The cumulative effect of a stressful two years is real for us, our family members, and our clients and colleagues. It’s safe to assume that most everyone we work with, as well as those we serve, are carrying some amount of weight on their shoulders that impacts their daily interpersonal interactions. You may find that you or those around you are short-tempered or easily frustrated.
These time-tested approaches can help us effectively manage ourselves during interactions with others:
- Be prepared: During times of back-to-back meetings or client interactions, use 30 seconds to take full, deep breaths and relax tense muscles. This will help you stay in control of your own emotional reactions and reset your mental state.
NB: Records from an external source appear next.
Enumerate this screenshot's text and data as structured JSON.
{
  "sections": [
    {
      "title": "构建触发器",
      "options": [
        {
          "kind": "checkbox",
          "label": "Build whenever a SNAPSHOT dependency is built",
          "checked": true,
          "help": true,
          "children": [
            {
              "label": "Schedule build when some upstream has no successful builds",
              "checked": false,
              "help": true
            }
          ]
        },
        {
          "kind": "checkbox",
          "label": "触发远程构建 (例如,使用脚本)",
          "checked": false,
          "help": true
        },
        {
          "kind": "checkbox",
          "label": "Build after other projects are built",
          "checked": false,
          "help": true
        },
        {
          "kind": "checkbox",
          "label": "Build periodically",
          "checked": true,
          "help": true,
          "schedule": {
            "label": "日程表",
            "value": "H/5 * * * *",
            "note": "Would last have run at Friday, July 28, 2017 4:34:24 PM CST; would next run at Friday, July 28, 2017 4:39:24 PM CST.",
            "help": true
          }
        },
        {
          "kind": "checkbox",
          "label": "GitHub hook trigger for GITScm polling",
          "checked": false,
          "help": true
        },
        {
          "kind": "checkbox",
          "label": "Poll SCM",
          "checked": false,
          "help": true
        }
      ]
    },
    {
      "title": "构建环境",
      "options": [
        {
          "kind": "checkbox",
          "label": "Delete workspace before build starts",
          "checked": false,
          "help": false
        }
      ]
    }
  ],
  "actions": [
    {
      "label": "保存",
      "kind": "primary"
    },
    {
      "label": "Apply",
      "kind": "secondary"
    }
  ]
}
- Express empathy: By letting others know you understand their distress, you promote a sense of personal connection and down-regulate emotional reactivity. When helping others, use their first name occasionally. This makes the verbal exchange feel more relational rather than transactional, reducing the risk the individual will feel like a “thing” in the “system.”
- Stay in charge of you: While it’s not easy in the heat of the moment, staying in charge of you so is the most important strategy when faced with stressful situations. It’s tough to think one’s way into emotional self-regulation. The thinking brain is no match for the feeling one. Instead, use your physiology, which is where emotions manifest. Assume a confident, grounded posture, maintain eye contact, relax the jaw, and take full, deep breaths. These steps quiet the emotional reactivity in the brain.
- Withhold judgment: Remind yourself that you don’t know all the factors that contribute to an individual’s state of mind. Assuming positive intent will go a long way toward reducing your stress and theirs.
Despite one’s best efforts, some situations won’t go as well as you had hoped. Apologize when necessary, be gentle with yourself and seek support from others when you need it.